For all his overenthusiastic openness about everything else, Robbie was guarded concerning Lorraine. At the start, he said next to nothing to Evon concerning his wife, as if to emphasize that, notwithstanding his deal with the government, in this arena they could not intrude. But after six weeks around him, Evon had absorbed a lot about Rainey and her illness. She'd learned bits from Mort or the staff. And coming and going from Robbie's office, she'd overheard dozens of his cheerful phone calls with his wife, as well as more sober conversations with the legion of caretakers in Rainey's life-doctors, physical therapists, occupational therapists, masseuses, nurses, and the home health care aide whom he employed twenty-four hours a day. By now he'd even ventured isolated observations to Evon about Rainey, but only a sentence or two, rather than his usual extended digressions. Recently, he'd glumly reported on the need to puree everything Lorraine ate. "Puree of steak, can you imagine? Pureed muffin? She can still taste, at least." His lean face took on the longing, distant look of a man at sea.

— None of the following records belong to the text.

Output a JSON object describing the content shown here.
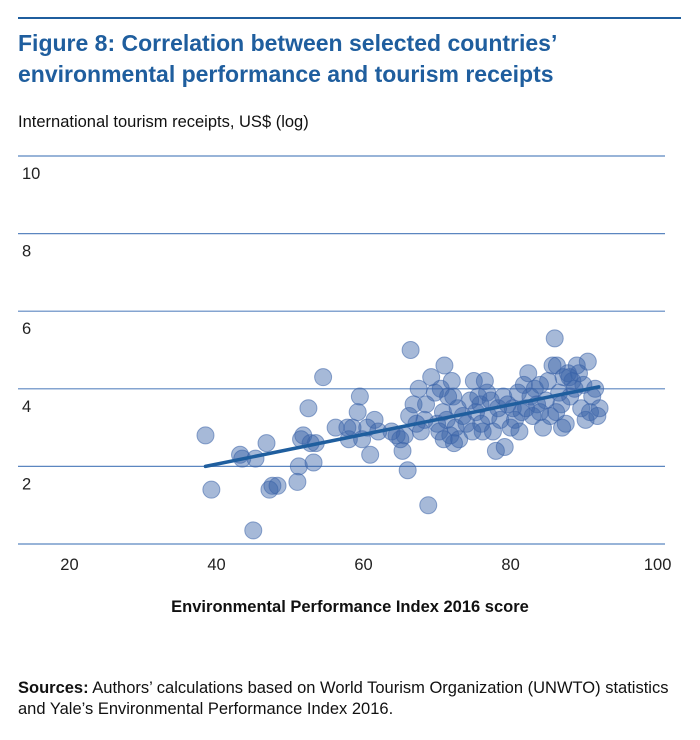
{
  "figure": {
    "title_line1": "Figure 8: Correlation between selected countries’",
    "title_line2": "environmental performance and tourism receipts",
    "sources_label": "Sources:",
    "sources_text": " Authors’ calculations based on World Tourism Organization (UNWTO) statistics and Yale’s Environmental Performance Index 2016."
  },
  "colors": {
    "accent": "#1f5e9e",
    "gridline": "#5b86c0",
    "point_fill": "#3a63a8",
    "trend": "#1f5e9e"
  },
  "chart_data": {
    "type": "scatter",
    "title": "Figure 8: Correlation between selected countries’ environmental performance and tourism receipts",
    "xlabel": "Environmental Performance Index 2016 score",
    "ylabel": "International tourism receipts, US$ (log)",
    "xlim": [
      13,
      101
    ],
    "ylim": [
      0,
      10
    ],
    "x_ticks": [
      20,
      40,
      60,
      80,
      100
    ],
    "y_ticks": [
      2,
      4,
      6,
      8,
      10
    ],
    "grid": "horizontal",
    "legend": "none",
    "trendline": {
      "x": [
        38.5,
        92
      ],
      "y": [
        2.0,
        4.05
      ]
    },
    "points": [
      [
        38.5,
        2.8
      ],
      [
        39.3,
        1.4
      ],
      [
        43.2,
        2.3
      ],
      [
        43.5,
        2.2
      ],
      [
        45.0,
        0.35
      ],
      [
        45.3,
        2.2
      ],
      [
        46.8,
        2.6
      ],
      [
        47.2,
        1.4
      ],
      [
        47.6,
        1.5
      ],
      [
        48.3,
        1.5
      ],
      [
        51.0,
        1.6
      ],
      [
        51.2,
        2.0
      ],
      [
        51.5,
        2.7
      ],
      [
        51.8,
        2.8
      ],
      [
        52.5,
        3.5
      ],
      [
        52.8,
        2.6
      ],
      [
        53.2,
        2.1
      ],
      [
        53.5,
        2.6
      ],
      [
        54.5,
        4.3
      ],
      [
        56.2,
        3.0
      ],
      [
        58.0,
        2.7
      ],
      [
        58.5,
        3.0
      ],
      [
        59.2,
        3.4
      ],
      [
        59.5,
        3.8
      ],
      [
        59.8,
        2.7
      ],
      [
        60.5,
        3.0
      ],
      [
        60.9,
        2.3
      ],
      [
        61.5,
        3.2
      ],
      [
        63.8,
        2.9
      ],
      [
        64.5,
        2.8
      ],
      [
        65.0,
        2.7
      ],
      [
        65.3,
        2.4
      ],
      [
        65.6,
        2.8
      ],
      [
        66.0,
        1.9
      ],
      [
        66.2,
        3.3
      ],
      [
        66.4,
        5.0
      ],
      [
        66.8,
        3.6
      ],
      [
        67.2,
        3.1
      ],
      [
        67.5,
        4.0
      ],
      [
        67.8,
        2.9
      ],
      [
        68.3,
        3.2
      ],
      [
        68.5,
        3.6
      ],
      [
        68.8,
        1.0
      ],
      [
        69.2,
        4.3
      ],
      [
        69.7,
        3.9
      ],
      [
        70.0,
        3.1
      ],
      [
        70.3,
        2.9
      ],
      [
        70.5,
        4.0
      ],
      [
        70.8,
        3.4
      ],
      [
        71.0,
        4.6
      ],
      [
        71.3,
        3.2
      ],
      [
        71.5,
        3.8
      ],
      [
        71.8,
        2.8
      ],
      [
        72.0,
        4.2
      ],
      [
        72.3,
        2.6
      ],
      [
        72.5,
        3.0
      ],
      [
        72.8,
        3.5
      ],
      [
        73.0,
        2.7
      ],
      [
        73.5,
        3.3
      ],
      [
        74.0,
        3.1
      ],
      [
        74.5,
        3.7
      ],
      [
        74.8,
        2.9
      ],
      [
        75.0,
        4.2
      ],
      [
        75.3,
        3.4
      ],
      [
        75.6,
        3.8
      ],
      [
        75.9,
        3.6
      ],
      [
        76.2,
        2.9
      ],
      [
        76.5,
        4.2
      ],
      [
        76.8,
        3.9
      ],
      [
        77.0,
        3.3
      ],
      [
        77.3,
        3.7
      ],
      [
        77.6,
        2.9
      ],
      [
        78.0,
        2.4
      ],
      [
        78.3,
        3.5
      ],
      [
        78.6,
        3.2
      ],
      [
        79.0,
        3.8
      ],
      [
        79.2,
        2.5
      ],
      [
        79.6,
        3.6
      ],
      [
        80.0,
        3.0
      ],
      [
        80.3,
        3.5
      ],
      [
        80.6,
        3.2
      ],
      [
        81.0,
        3.9
      ],
      [
        81.2,
        2.9
      ],
      [
        81.5,
        3.4
      ],
      [
        81.8,
        4.1
      ],
      [
        82.1,
        3.5
      ],
      [
        82.4,
        4.4
      ],
      [
        82.7,
        3.8
      ],
      [
        83.0,
        3.3
      ],
      [
        83.3,
        4.0
      ],
      [
        83.6,
        3.6
      ],
      [
        84.0,
        4.1
      ],
      [
        84.4,
        3.0
      ],
      [
        84.8,
        3.7
      ],
      [
        85.1,
        4.2
      ],
      [
        85.4,
        3.3
      ],
      [
        85.7,
        4.6
      ],
      [
        86.0,
        5.3
      ],
      [
        86.3,
        4.6
      ],
      [
        86.6,
        3.9
      ],
      [
        86.9,
        3.6
      ],
      [
        87.2,
        4.3
      ],
      [
        87.5,
        3.1
      ],
      [
        87.8,
        4.4
      ],
      [
        88.1,
        3.8
      ],
      [
        88.4,
        4.2
      ],
      [
        88.7,
        4.0
      ],
      [
        89.0,
        4.6
      ],
      [
        89.3,
        4.4
      ],
      [
        89.6,
        3.5
      ],
      [
        89.9,
        4.1
      ],
      [
        90.2,
        3.2
      ],
      [
        90.5,
        4.7
      ],
      [
        90.8,
        3.4
      ],
      [
        91.1,
        3.8
      ],
      [
        91.5,
        4.0
      ],
      [
        91.8,
        3.3
      ],
      [
        92.1,
        3.5
      ],
      [
        86.2,
        3.4
      ],
      [
        87.0,
        3.0
      ],
      [
        88.0,
        4.3
      ],
      [
        84.0,
        3.4
      ],
      [
        62.0,
        2.9
      ],
      [
        57.8,
        3.0
      ],
      [
        72.2,
        3.8
      ],
      [
        70.9,
        2.7
      ],
      [
        76.0,
        3.1
      ]
    ]
  }
}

It was something of a surprise one day in mid-February when he invited Evon in to meet Lorraine. They had been in the neighborhood, down the block, in fact, meeting a prospective client. Sarah Perlan, a short and portly woman, wanted to sue the local tennis center for the Achilles tendon she'd torn when she'd stumbled on a wayward ball. When they were done at Sarah's, Robbie had suggested a visit with Lorraine. Evon was reluctant to intrude, but he insisted Rainey wanted to meet his new paralegal.

"I guess I've talked a lot about you." His furry brows crawled up his forehead as if this phenomenon struck him as unaccountable.

From the entry, you could imagine the interior as it had once been. Something of a neat freak, Rainey Feaver had tended to the austere, and had furnished almost exclusively in white. The living room, as Robbie had once observed, was the sort of place where a three-year-old with a chocolate bar could do as much damage as a tornado.

But sickness had a design sense of its own. Outside the house, Robbie referred to it as the Disease Museum, a proving ground and display space for every device, simple or complex, that might somehow improve the life Lorraine had left. Along the handcrafted walnut railing that ran up the turret staircase dominating the foyer, an electric hoist now whirred along a grease-blackened track. Metal hospital rails had been applied to all the walls, and there were a number of electronic doorbells visible that Rainey had once used to summon help.

On the first step of the staircase, he turned to Evon. "Sure you can handle this?"

He might have thought of that before, but it was too late to turn around. The truth was that she was not good with illness. Maw-Maw, her grandmother, paralyzed after disk surgery went bad, had moved in with her parents when Evon was fifteen. Her entire existence by then was founded on physical well-being, and she was often frightened in the presence of the old woman, even sickened when a sheet or hem slipped away and she caught sight of her grandmother's legs wasted to the width of a hockey stick. She kept what distance she could. `You know, it isn't catching,' her mother finally told her one afternoon in her customarily brutal fashion.

This encounter would be worse. Maw-Maw's decline had been long but natural. Rainey Feaver was thirty-eight years old and dying. There was really no hope. Some-a distinct minority of ALS patients-lived twenty years with the disease as it smoldered through their bodies. Stephen Hawking was by far the most famous of these slow-progressing cases. But Lorraine was `normal'-walking one day, falling down the next, and in a wheelchair within eighteen months. Her hands had weakened to the point that she could no longer hold a pencil or lift her arms above her head. And now, two and a half years after diagnosis, she could not feed herself or swallow well. She needed assistance even to remain upright on the toilet. She could not control her salivary glands, and shortly before Evon had arrived on the scene, they had been irradiated to keep Rainey from drowning in her own spit.